TEMPO.CO, Jakarta - Tinggal di kawasan pegunungan di Desa Taroko, Daerah Bruwan, di Provinsi Hualien sekitar 150 km di timur Taipei, Suku Truku mengalami marjinalisasi yang berat usai wilayahnya menjadi taman nasional.
Penetapan kawasan Taroko, menjadi taman nasional pada 28 November l986 mencakup lebih dari 92 ribu hectare. Harapannya, dengan menjadikan kawasan taman nasional, pemerintah dapat melindungi alam, peninggalan bersejarah, margasatwa; serta melestarikan sumber daya alam dan tempat penelitian.
Sebelum penetapan sebagai taman nasional, mereka dipindah pinggiran pegunungan di sekitar taman nasional.
Namun Suku Truku yang hidup berburu menjadi terasing, karena larangan perburuan. Sebagai pengganti mata pencarian mereka, pemerintah Taiwan mempekerjakan mereka di pabrik-pabrik. Tak berbudaya industri, mereka kerap mengalami kecelakaan kerja. Frustasi dengan kehidupan baru, mereka melarikan diri ke arak.
Kemiskinan makin memperihatinkan, karena saban tahun mereka harus berhadapan dengan badai yang rutin datang dari Samudera Pasifik. Rumah-rumah orang Truku yang rusak jadi komoditas perdagangan manusia.
Para pengusaha nakal menawari mereka kembali membangun rumah. Barternya adalah anak perempuan mereka. Satu tingkat rumah diganti satu anak perempuan. Dua tingkat rumah, berarti menyerahkan dua anak perempuan.
Pengangguran yang meningkat membuat mereka hidup miskin bahkan menjual anak gadisnya. Zheng Ming Gang, prihatin. Ia ingin mengangkat martabat Suku Truku. Ia pun mendirikan sebuah ekowisata berbasis budaya.
Zheng, yang bukan asli orang Truku, gerah terhadap kondisi itu. Ia mengajukan izin ke pemerintah untuk mendirikan hotel di Taroko. Berdirilah Taroko Village Hotel di lembah Central Mountain Range yang mereka kelola itu sejak 15 tahun lalu, “Pekerja di hotel ini semuanya orang Truku. Ada yang mesti berjalan kaki 1,5 jam, mendaki dua gunung untuk sampai ke sini,” kata Zheng.
Ia menggandeng orang-orang suku Truku untuk mengelola penginapan tersebut. Mereka merogoh kocek NT$ 6 juta per tahun (sekitar Rp 2,72 miliar) untuk membayar sewa tanah.
Zheng berhasil membangun destinasi wisata berbasis ekowisata, untuk menyelamatkan keberadaan Suku Truku. TEMPO/Nur Alfiyah.
Kata Zheng, di hotel yang mereka dirikan inilah, dulu suku Truku tinggal.
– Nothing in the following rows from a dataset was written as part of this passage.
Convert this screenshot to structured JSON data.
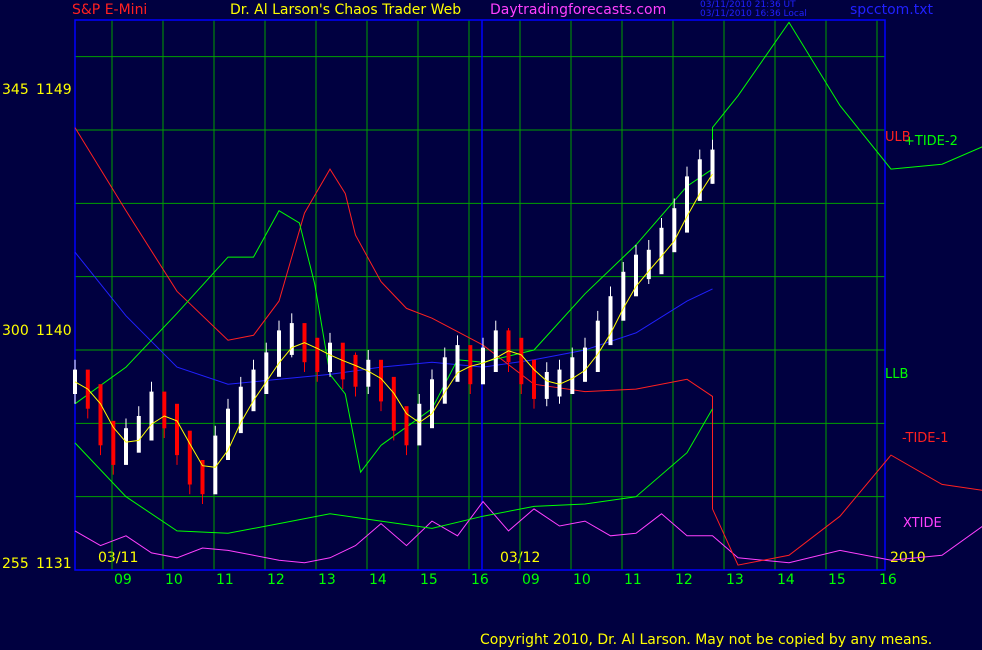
{
  "header": {
    "symbol": "S&P E-Mini",
    "title": "Dr. Al Larson's Chaos Trader Web",
    "site": "Daytradingforecasts.com",
    "time_ut": "03/11/2010 21:36 UT",
    "time_local": "03/11/2010 16:36 Local",
    "file": "spcctom.txt"
  },
  "footer": {
    "copyright": "Copyright 2010, Dr. Al Larson. May not be copied by any means."
  },
  "colors": {
    "background": "#000040",
    "grid": "#00a000",
    "axis": "#0000ff",
    "price_up": "#ffffff",
    "price_down": "#ff0000",
    "avg": "#ffff00",
    "green": "#00ff00",
    "red": "#ff2020",
    "magenta": "#ff40ff",
    "blue": "#2020ff"
  },
  "chart_data": {
    "type": "line",
    "y_labels": [
      {
        "a": "345",
        "b": "1149",
        "price": 1149
      },
      {
        "a": "300",
        "b": "1140",
        "price": 1140
      },
      {
        "a": "255",
        "b": "1131",
        "price": 1131
      }
    ],
    "ylim": [
      1131,
      1153.5
    ],
    "x_tick_labels": [
      "09",
      "10",
      "11",
      "12",
      "13",
      "14",
      "15",
      "16",
      "09",
      "10",
      "11",
      "12",
      "13",
      "14",
      "15",
      "16"
    ],
    "date_labels": [
      "03/11",
      "03/12"
    ],
    "year_label": "2010",
    "series_labels": [
      {
        "name": "ULB",
        "color": "#ff2020"
      },
      {
        "name": "+TIDE-2",
        "color": "#00ff00"
      },
      {
        "name": "LLB",
        "color": "#00ff00"
      },
      {
        "name": "-TIDE-1",
        "color": "#ff2020"
      },
      {
        "name": "XTIDE",
        "color": "#ff40ff"
      }
    ],
    "grid": true,
    "price_bars": [
      [
        0,
        1138.7
      ],
      [
        0.25,
        1138.1
      ],
      [
        0.5,
        1136.6
      ],
      [
        0.75,
        1135.8
      ],
      [
        1,
        1136.3
      ],
      [
        1.25,
        1136.8
      ],
      [
        1.5,
        1137.8
      ],
      [
        1.75,
        1137.3
      ],
      [
        2,
        1136.2
      ],
      [
        2.25,
        1135.0
      ],
      [
        2.5,
        1134.6
      ],
      [
        2.75,
        1136.0
      ],
      [
        3,
        1137.1
      ],
      [
        3.25,
        1138.0
      ],
      [
        3.5,
        1138.7
      ],
      [
        3.75,
        1139.4
      ],
      [
        4,
        1140.3
      ],
      [
        4.25,
        1140.6
      ],
      [
        4.5,
        1140.0
      ],
      [
        4.75,
        1139.6
      ],
      [
        5,
        1139.8
      ],
      [
        5.25,
        1139.3
      ],
      [
        5.5,
        1139.0
      ],
      [
        5.75,
        1139.1
      ],
      [
        6,
        1138.4
      ],
      [
        6.25,
        1137.2
      ],
      [
        6.5,
        1136.6
      ],
      [
        6.75,
        1137.3
      ],
      [
        7,
        1138.3
      ],
      [
        7.25,
        1139.2
      ],
      [
        7.5,
        1139.7
      ],
      [
        7.75,
        1139.1
      ],
      [
        8,
        1139.6
      ],
      [
        8.25,
        1140.3
      ],
      [
        8.5,
        1140.0
      ],
      [
        8.75,
        1139.1
      ],
      [
        9,
        1138.5
      ],
      [
        9.25,
        1138.6
      ],
      [
        9.5,
        1138.7
      ],
      [
        9.75,
        1139.2
      ],
      [
        10,
        1139.6
      ],
      [
        10.25,
        1140.7
      ],
      [
        10.5,
        1141.7
      ],
      [
        10.75,
        1142.7
      ],
      [
        11,
        1143.4
      ],
      [
        11.25,
        1143.6
      ],
      [
        11.5,
        1144.5
      ],
      [
        11.75,
        1145.3
      ],
      [
        12,
        1146.6
      ],
      [
        12.25,
        1147.3
      ],
      [
        12.5,
        1147.7
      ]
    ],
    "series_points": {
      "ULB": [
        [
          0,
          1149.1
        ],
        [
          1,
          1145.7
        ],
        [
          2,
          1142.4
        ],
        [
          3,
          1140.4
        ],
        [
          3.5,
          1140.6
        ],
        [
          4,
          1142.0
        ],
        [
          4.5,
          1145.6
        ],
        [
          5,
          1147.4
        ],
        [
          5.3,
          1146.4
        ],
        [
          5.5,
          1144.7
        ],
        [
          6,
          1142.8
        ],
        [
          6.5,
          1141.7
        ],
        [
          7,
          1141.3
        ],
        [
          8,
          1140.2
        ],
        [
          9,
          1138.6
        ],
        [
          10,
          1138.3
        ],
        [
          11,
          1138.4
        ],
        [
          12,
          1138.8
        ],
        [
          12.5,
          1138.1
        ],
        [
          12.5,
          1133.5
        ],
        [
          13,
          1131.2
        ],
        [
          14,
          1131.6
        ],
        [
          15,
          1133.2
        ],
        [
          16,
          1135.7
        ],
        [
          17,
          1134.5
        ],
        [
          18,
          1134.2
        ],
        [
          19,
          1136.1
        ],
        [
          20,
          1138.0
        ],
        [
          21,
          1138.2
        ],
        [
          22,
          1136.7
        ]
      ],
      "LLB": [
        [
          0,
          1136.2
        ],
        [
          1,
          1134.0
        ],
        [
          2,
          1132.6
        ],
        [
          3,
          1132.5
        ],
        [
          4,
          1132.9
        ],
        [
          5,
          1133.3
        ],
        [
          6,
          1133.0
        ],
        [
          7,
          1132.7
        ],
        [
          8,
          1133.2
        ],
        [
          9,
          1133.6
        ],
        [
          10,
          1133.7
        ],
        [
          11,
          1134.0
        ],
        [
          12,
          1135.8
        ],
        [
          12.5,
          1137.6
        ]
      ],
      "TIDE_2": [
        [
          0,
          1137.8
        ],
        [
          1,
          1139.3
        ],
        [
          2,
          1141.5
        ],
        [
          3,
          1143.8
        ],
        [
          3.5,
          1143.8
        ],
        [
          4,
          1145.7
        ],
        [
          4.4,
          1145.2
        ],
        [
          4.7,
          1142.7
        ],
        [
          5,
          1139.0
        ],
        [
          5.3,
          1138.2
        ],
        [
          5.6,
          1135.0
        ],
        [
          6,
          1136.1
        ],
        [
          7,
          1137.6
        ],
        [
          7.5,
          1139.6
        ],
        [
          8,
          1139.5
        ],
        [
          9,
          1140.0
        ],
        [
          10,
          1142.3
        ],
        [
          11,
          1144.3
        ],
        [
          12,
          1146.7
        ],
        [
          12.5,
          1147.4
        ],
        [
          12.5,
          1149.1
        ],
        [
          13,
          1150.4
        ],
        [
          14,
          1153.4
        ],
        [
          15,
          1150.0
        ],
        [
          16,
          1147.4
        ],
        [
          17,
          1147.6
        ],
        [
          18,
          1148.5
        ],
        [
          19,
          1148.4
        ],
        [
          20,
          1146.7
        ],
        [
          21,
          1145.2
        ],
        [
          22,
          1146.4
        ]
      ],
      "BLUE": [
        [
          0,
          1144.0
        ],
        [
          1,
          1141.4
        ],
        [
          2,
          1139.3
        ],
        [
          3,
          1138.6
        ],
        [
          4,
          1138.8
        ],
        [
          5,
          1139.0
        ],
        [
          6,
          1139.3
        ],
        [
          7,
          1139.5
        ],
        [
          8,
          1139.3
        ],
        [
          9,
          1139.6
        ],
        [
          10,
          1140.0
        ],
        [
          11,
          1140.7
        ],
        [
          12,
          1142.0
        ],
        [
          12.5,
          1142.5
        ]
      ],
      "XTIDE": [
        [
          0,
          1132.6
        ],
        [
          0.5,
          1132.0
        ],
        [
          1,
          1132.4
        ],
        [
          1.5,
          1131.7
        ],
        [
          2,
          1131.5
        ],
        [
          2.5,
          1131.9
        ],
        [
          3,
          1131.8
        ],
        [
          3.5,
          1131.6
        ],
        [
          4,
          1131.4
        ],
        [
          4.5,
          1131.3
        ],
        [
          5,
          1131.5
        ],
        [
          5.5,
          1132.0
        ],
        [
          6,
          1132.9
        ],
        [
          6.5,
          1132.0
        ],
        [
          7,
          1133.0
        ],
        [
          7.5,
          1132.4
        ],
        [
          8,
          1133.8
        ],
        [
          8.5,
          1132.6
        ],
        [
          9,
          1133.5
        ],
        [
          9.5,
          1132.8
        ],
        [
          10,
          1133.0
        ],
        [
          10.5,
          1132.4
        ],
        [
          11,
          1132.5
        ],
        [
          11.5,
          1133.3
        ],
        [
          12,
          1132.4
        ],
        [
          12.5,
          1132.4
        ],
        [
          13,
          1131.5
        ],
        [
          14,
          1131.3
        ],
        [
          15,
          1131.8
        ],
        [
          16,
          1131.4
        ],
        [
          17,
          1131.6
        ],
        [
          18,
          1133.1
        ],
        [
          18.5,
          1133.4
        ],
        [
          19,
          1132.5
        ],
        [
          19.5,
          1131.9
        ],
        [
          20,
          1132.9
        ],
        [
          20.5,
          1132.4
        ],
        [
          21,
          1133.0
        ],
        [
          21.5,
          1132.5
        ],
        [
          22,
          1132.5
        ]
      ]
    }
  }
}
Tempatnya berupa lembah di kaki Central Mountain Range, pegunungan yang memisahkan Taiwan bagian timur dan barat. "Tapi kemudian disuruh pergi karena tempat ini menjadi taman nasional," ujarnya.
Kamar-kamarnya berupa rumah panggung yang dibangun dari kayu, seperti rumah suku Truku, tapi dibuat lebih modern. Kunci kamarnya digantungi pahatan kayu berwujud pisau. “Dalam tradisi kami, sebelum tidur kami menggantungkannya di tembok, untuk mengusir sesuatu yang tidak baik,” kata Zheng.
Di beberapa sudut halaman berdiri patung dari kayu yang dipahat kasar. Ada patung dua orang yang sedang memanggul babi, patung perempuan menggendong bayi, lelaki yang sedang memanah, dan pria yang membawa senjata.
Untuk makan, mereka menyajikan daging babi liar, panggangan ubi, dan salad sayuran liar yang biasa dikonsumsi orang Truku. Bagi muslim, ada pilihan steak daging sapi atau iga domba bakar untuk makan malam.
Ketika malam datang, mereka mengadakan pertunjukan tari, musik, dan cerita tentang masyarakat suku mereka. “Kalau langitnya bagus, sajian terakhir kami adalah mengajak tamu tiduran di lapangan, menikmati bintang. Sayang, kali ini langit mendung,” tutur Zheng.
Perjuangan Zheng tak sia-sia. Ia berhasil membangun destinasi wisata yang menyelamatkan Suku Truku. Meski bukan asli Truku, ia diangkat sebagai kepala suku. Kini, mereka bisa hidup normal meskipun tak lagi berburu atau memenggal kepala. Namun hidup dari sector pariwisata.